One such factor is how the virus’ spread may be affected by the changing seasons. There is no firm evidence to suggest that the coronavirus will be more or less transmissible in the fall and winter. Rather, it’s the effect that falling temperatures have on human behavior that has researchers concerned, particularly since cold weather will likely draw people indoors and make it difficult to practice social distancing.
“In the winter, people tend to stay inside, which could make it easier to transmit the disease,” said Sen Pei, an associate research scientist at Columbia University, who has done extensive Covid-19 modeling work. “But we still don’t know how the virus will perform in the winter.”
Pei said there were enormous challenges with modeling a novel coronavirus, but that after nine months of data from the pandemic, his team’s projections have become significantly more sophisticated. Yet, one of the most difficult things to predict in a model is also one of the most important factors that could change the outcome of an outbreak: how humans respond to the situation.
“It’s a fluid situation because people’s behavior changes over time, which is essentially unpredictable,” Pei said.
This uncertainty is partly why Pei and other modelers avoid long-term projections like the institute’s model and focus instead on producing short-term outlooks for the next four to six weeks.

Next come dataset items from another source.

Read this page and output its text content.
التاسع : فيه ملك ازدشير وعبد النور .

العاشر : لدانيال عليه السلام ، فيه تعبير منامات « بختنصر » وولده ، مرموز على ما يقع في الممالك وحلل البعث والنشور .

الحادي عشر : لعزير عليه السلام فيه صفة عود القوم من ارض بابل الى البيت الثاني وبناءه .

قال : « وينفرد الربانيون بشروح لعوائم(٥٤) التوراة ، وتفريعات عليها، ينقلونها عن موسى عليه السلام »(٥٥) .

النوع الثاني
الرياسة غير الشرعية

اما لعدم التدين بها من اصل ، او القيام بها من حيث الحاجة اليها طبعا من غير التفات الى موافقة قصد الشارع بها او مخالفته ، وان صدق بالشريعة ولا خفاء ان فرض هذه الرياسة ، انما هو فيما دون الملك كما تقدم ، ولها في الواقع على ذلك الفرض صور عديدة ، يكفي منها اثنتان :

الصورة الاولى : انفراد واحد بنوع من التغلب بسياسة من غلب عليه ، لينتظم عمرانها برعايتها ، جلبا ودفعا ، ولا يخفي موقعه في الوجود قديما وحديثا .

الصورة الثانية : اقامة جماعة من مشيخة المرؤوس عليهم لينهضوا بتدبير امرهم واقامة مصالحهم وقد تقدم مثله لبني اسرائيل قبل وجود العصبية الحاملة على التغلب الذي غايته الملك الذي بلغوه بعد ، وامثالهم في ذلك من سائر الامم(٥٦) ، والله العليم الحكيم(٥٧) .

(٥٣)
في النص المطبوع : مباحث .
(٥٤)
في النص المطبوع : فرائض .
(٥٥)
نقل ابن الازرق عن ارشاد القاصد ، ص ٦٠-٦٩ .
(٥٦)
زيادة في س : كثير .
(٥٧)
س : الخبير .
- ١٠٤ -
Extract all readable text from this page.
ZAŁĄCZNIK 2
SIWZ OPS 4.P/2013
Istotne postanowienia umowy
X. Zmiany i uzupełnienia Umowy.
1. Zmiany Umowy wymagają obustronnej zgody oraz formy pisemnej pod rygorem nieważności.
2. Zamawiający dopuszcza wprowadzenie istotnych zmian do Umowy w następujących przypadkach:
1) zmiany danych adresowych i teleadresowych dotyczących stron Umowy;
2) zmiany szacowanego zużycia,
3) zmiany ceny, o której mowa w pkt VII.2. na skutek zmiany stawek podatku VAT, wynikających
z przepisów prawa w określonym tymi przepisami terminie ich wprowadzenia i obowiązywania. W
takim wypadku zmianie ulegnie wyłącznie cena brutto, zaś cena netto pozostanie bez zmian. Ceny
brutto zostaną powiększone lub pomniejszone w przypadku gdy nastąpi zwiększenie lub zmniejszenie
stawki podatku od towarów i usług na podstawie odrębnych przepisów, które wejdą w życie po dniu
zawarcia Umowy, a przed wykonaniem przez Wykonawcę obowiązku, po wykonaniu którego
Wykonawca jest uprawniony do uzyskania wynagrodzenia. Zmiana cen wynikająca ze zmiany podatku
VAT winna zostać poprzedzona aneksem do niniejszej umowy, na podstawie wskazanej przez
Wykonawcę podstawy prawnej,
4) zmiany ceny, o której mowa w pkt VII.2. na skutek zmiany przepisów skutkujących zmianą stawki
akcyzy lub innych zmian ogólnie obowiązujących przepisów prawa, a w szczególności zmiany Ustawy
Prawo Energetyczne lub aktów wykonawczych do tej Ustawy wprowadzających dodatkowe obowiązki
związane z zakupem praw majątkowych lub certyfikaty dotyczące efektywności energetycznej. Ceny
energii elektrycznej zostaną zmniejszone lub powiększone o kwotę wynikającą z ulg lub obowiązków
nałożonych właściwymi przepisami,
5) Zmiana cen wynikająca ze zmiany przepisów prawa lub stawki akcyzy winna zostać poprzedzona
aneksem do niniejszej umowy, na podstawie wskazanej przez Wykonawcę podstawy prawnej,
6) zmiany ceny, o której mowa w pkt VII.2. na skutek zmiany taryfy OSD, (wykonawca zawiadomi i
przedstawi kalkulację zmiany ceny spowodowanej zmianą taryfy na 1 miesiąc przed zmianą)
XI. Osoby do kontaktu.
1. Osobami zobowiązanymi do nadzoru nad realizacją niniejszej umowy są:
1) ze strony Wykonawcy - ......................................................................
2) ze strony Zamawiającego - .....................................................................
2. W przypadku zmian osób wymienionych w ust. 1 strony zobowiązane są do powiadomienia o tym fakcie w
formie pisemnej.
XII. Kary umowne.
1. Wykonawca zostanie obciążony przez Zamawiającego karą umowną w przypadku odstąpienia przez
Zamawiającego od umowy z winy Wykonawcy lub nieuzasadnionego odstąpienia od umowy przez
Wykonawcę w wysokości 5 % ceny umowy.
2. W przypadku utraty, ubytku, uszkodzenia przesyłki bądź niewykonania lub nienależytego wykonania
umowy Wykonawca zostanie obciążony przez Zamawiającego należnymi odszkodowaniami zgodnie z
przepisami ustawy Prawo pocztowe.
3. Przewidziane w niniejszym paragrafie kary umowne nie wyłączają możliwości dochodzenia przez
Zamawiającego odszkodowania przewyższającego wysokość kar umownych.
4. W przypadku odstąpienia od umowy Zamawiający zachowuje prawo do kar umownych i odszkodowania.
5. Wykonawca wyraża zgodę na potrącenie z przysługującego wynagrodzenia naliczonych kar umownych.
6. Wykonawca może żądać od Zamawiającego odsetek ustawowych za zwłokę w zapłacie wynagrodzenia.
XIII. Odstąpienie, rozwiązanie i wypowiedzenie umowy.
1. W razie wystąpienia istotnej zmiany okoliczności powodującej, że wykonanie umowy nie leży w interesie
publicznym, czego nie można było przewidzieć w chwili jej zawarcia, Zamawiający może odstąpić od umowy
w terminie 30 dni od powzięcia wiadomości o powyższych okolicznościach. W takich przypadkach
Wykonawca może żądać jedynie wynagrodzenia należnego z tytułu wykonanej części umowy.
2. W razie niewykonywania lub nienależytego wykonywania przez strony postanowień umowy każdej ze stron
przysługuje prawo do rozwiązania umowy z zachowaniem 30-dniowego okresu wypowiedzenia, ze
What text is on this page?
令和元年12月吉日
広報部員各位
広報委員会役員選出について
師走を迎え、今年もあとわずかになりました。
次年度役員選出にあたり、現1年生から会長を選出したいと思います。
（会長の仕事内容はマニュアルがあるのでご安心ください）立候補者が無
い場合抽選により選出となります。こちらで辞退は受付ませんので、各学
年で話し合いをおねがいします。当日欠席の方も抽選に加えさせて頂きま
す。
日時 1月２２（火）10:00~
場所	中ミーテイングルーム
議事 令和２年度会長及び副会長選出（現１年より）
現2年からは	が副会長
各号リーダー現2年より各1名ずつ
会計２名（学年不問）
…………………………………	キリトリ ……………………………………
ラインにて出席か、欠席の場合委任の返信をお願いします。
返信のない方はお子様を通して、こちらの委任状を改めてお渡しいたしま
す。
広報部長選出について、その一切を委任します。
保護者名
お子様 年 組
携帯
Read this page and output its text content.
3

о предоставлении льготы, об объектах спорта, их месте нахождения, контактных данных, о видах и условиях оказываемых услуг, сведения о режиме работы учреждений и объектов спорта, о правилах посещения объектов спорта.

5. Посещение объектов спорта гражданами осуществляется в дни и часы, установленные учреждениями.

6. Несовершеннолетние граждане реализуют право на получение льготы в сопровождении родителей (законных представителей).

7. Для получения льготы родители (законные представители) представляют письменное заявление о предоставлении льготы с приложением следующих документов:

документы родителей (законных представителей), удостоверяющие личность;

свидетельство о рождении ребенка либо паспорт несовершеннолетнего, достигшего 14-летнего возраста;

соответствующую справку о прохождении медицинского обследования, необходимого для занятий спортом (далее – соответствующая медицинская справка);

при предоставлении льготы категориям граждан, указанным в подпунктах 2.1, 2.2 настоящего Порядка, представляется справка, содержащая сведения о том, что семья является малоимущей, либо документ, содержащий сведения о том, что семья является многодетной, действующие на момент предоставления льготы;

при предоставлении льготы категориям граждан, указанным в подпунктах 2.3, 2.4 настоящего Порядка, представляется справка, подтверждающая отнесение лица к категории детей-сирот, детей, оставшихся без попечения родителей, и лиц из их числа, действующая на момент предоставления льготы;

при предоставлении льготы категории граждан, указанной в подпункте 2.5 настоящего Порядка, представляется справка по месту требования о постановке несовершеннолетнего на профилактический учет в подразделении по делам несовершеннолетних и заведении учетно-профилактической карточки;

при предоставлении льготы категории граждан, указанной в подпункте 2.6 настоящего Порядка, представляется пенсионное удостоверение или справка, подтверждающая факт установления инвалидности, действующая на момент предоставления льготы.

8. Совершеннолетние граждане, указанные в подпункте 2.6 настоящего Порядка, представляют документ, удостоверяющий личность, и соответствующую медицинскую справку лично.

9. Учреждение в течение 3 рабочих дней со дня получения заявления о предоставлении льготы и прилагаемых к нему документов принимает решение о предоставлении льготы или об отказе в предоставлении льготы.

“Nobody really knows what’s going to happen past the next few weeks,” said Youyang Gu, a data scientist who runs a coronavirus model known as Covid-19 Projections. Gu, who doesn’t have a background in epidemiology or infectious disease modeling, designed a model that uses machine learning to “study” certain parameters that evolve with the pandemic, such as the virus’ reproduction number, or R-naught, which represents how contagious a disease is.
“We don’t rely on any implicit assumptions,” Gu said. “We look at the data and say: this is what we learned from what is happening.”
Gu said his model, which only runs forecasts until November, was able to predict that the surge in new cases in June and July would not subsequently lead to an equivalent spike in deaths on par with what the country experienced in March and April.
“We compared what happened in the U.S. to other places around the world and the data didn’t support deaths going up as quickly as cases,” Gu said. “We ended up peaking at about 1,000 deaths per day, which is obviously still very significant, but less than what a lot of people in the scientific community had been expecting.”
The shift away from long-term projections is a desire shared by other modelers, who say that long-term projections are often less accurate because they need to include a wide range of estimates to account for uncertainties. Between now and January, for instance, travel bans, lockdowns or other restrictions could be introduced that would dramatically alter long-term predictions.
This switch “allows us to get away from these scenario projections that we were initially doing and move closer to forecasting, which is the goal,” Shaun Truelove, an assistant scientist and modeling expert at the Johns Hopkins Bloomberg School of Public Health, said. “The forecasts are more understanding what is really going to happen given the situation, rather than this is what could happen.”
Vespignani likened it to weather forecasts, which are harder to nail down the further out they target. He said he hopes people will pay close attention to coronavirus forecasts, especially as the country braces for what could be an uptick in new cases in the coming weeks and months.
“We still have quite a run ahead of us,” he said. “We have to fight this battle because it’s not over.”